Yamaha Europe boss: “WSB withdrawal will have no effect on new road bikes”
19 August 2011 10:16
Yamaha’s decision to leave WSB will have “no effect whatsoever on the release of new bikes”, a senior company figure has claimed.
The race team – which was axed earlier this month with four meetings left in the season – was a victim of a series of financial challenges faced by the Japanese firm, including a 2009 operating loss of £1.4bn, the difficulties of finding effective sponsorship, and a 50% year-on-year decline of supersports sales in 2010/2011.
The troubles have led Yamaha insiders to claim that the next few years will lead to “consolidation” of the road range, not new development.
But Andrew Smith - Vice President of Yamaha Motor Europe’s Sales & Marketing Operations – says Yamaha’s plans for new road bikes will remain unchanged.
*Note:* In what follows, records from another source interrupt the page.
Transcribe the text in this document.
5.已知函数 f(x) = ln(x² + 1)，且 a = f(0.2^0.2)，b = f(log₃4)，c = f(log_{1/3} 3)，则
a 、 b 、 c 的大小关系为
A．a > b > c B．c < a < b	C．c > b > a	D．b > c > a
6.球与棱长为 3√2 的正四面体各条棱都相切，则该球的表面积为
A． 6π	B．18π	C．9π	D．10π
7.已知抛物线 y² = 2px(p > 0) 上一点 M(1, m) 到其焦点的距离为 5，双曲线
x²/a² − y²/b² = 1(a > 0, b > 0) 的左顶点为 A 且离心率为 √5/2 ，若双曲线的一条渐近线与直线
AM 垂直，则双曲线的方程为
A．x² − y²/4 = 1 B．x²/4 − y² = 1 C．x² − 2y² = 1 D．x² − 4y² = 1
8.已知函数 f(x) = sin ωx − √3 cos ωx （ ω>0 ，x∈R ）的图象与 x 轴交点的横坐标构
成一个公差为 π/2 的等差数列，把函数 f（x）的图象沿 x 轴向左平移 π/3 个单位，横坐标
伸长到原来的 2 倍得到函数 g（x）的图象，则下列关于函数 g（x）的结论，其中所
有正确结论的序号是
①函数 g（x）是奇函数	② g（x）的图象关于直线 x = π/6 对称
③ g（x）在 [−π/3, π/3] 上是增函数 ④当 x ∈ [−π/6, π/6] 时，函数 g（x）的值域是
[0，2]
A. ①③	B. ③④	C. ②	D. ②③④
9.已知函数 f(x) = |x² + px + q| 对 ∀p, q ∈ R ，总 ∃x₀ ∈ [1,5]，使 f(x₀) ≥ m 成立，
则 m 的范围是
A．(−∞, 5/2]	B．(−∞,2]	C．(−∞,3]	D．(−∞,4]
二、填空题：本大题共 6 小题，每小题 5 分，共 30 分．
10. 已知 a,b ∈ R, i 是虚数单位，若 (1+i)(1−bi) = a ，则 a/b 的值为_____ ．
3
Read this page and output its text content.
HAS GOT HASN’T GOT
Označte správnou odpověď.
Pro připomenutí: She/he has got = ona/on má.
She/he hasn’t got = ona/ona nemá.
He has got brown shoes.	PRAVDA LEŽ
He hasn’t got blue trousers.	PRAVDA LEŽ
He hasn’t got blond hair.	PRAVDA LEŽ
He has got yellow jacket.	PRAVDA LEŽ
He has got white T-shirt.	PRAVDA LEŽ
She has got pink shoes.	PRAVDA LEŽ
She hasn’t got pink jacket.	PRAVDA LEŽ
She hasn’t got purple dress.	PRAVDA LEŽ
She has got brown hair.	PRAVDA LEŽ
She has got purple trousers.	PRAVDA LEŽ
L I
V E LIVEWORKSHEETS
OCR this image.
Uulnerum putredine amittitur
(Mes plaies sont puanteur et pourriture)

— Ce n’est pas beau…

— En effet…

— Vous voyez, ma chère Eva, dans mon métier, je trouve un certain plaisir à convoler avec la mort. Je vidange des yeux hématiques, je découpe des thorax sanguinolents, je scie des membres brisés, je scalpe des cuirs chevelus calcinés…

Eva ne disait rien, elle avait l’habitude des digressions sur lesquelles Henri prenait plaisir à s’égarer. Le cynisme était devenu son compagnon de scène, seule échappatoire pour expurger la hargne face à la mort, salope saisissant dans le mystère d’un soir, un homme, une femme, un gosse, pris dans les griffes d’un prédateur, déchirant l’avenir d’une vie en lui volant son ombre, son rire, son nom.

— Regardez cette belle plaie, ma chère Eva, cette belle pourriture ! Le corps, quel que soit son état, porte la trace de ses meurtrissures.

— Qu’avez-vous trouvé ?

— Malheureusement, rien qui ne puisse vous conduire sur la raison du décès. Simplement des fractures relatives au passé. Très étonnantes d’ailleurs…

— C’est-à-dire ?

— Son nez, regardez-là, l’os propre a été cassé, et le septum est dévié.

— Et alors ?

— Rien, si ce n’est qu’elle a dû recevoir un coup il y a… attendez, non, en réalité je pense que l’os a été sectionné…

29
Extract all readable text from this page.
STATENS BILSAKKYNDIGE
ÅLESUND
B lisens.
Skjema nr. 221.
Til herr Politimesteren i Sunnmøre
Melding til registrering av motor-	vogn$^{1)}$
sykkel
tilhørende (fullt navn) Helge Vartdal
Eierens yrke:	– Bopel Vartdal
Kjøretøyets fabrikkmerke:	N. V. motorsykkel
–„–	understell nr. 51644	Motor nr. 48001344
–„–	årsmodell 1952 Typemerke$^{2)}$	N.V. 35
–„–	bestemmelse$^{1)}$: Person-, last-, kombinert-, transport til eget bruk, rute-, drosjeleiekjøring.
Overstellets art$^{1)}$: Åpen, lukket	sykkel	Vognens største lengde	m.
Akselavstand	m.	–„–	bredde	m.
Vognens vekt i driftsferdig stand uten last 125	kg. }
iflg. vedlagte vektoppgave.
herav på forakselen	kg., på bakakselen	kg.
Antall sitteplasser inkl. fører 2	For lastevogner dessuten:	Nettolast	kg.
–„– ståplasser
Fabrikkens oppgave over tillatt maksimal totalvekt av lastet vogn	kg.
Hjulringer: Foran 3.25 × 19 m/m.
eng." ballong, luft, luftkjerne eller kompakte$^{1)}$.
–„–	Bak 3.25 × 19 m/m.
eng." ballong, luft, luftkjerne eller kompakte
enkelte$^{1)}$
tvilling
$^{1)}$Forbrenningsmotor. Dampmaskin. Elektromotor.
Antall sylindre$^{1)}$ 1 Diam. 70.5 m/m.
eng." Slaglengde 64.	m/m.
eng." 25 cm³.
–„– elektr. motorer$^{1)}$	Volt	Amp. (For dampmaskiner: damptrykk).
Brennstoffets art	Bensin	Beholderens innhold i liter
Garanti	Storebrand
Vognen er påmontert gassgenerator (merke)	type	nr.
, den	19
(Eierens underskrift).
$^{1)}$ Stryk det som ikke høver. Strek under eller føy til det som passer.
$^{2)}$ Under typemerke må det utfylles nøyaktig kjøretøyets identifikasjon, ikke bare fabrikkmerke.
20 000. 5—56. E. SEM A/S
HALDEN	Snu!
Find a Yamaha motorcycle for sale. He told MCN: “There is no connection between the WSB withdrawal and the development of new road bikes.
"There is 00.00% connection, and the WSB decision will have no effect whatsoever on the release of new bikes.
“If you look at the numbers of new models introduced to the market over the past five years, Yamaha stands at least in the top three of manufacturers and probably at number one.
“The market remains very affected by model introductions. In the mature market we are selling to the enthusiast, whose reasons to buy can be substantially increased by a new product, or a product development. We recognise that. We need to bring in new products to stimulate our market.
"We need to bring in new products to help customers come back to Yamaha or to upgrade their current Yamaha.
“We are 54 years old as a company and ultimately we will survive by the new products that we bring to the market. As a manufacturer R&D is fundamental. The ongoing development of our products is essential for us to remain a major player. We have a number of projects ongoing from 50cc scooters up to large capacity motorcycles.
“Yes, in 2009 there were many stories about our losses of £1.5bn. But, there weren’t many stories about turning that loss into a very small profit in 2010. To go from one to the other was remarkable.
"We continued to run a WSB team throughout that period. We’re currently running a MotoGP team – with four bikes and riders – with no major sponsor. Our commitment to motorcycling and motorsport is without check.”
Recently released industry figures show a 58% decline in R6 sales compared to last year, and a 42% fall in R1 sales. Smith – while accepting the challenges – believes that Yamaha will remain dedicated to the supersports market. He said:
“Our sales of larger capacity machines are disappointing this year, when you consider the product line-up. The R6 has not changed for four years, and we’re now in the third year of the R1. We expected sales to be down and we increased our pricing accordingly.
"The overall supersport market is down 14% this year, and Yamaha is down 51%. We’re not alone; BMW is 35% down, Suzuki is 28% down. But, between 2008-2010 we’ve increased our market share annually to become the market leaders.
"Supersport remains an important part of our brand, from a brand image point of view, and from a development point of view, but it has been in continual decline for the past five years.
“In contrast, the 125cc sector is actually level with last year, as are the bikes in our On/Off range.”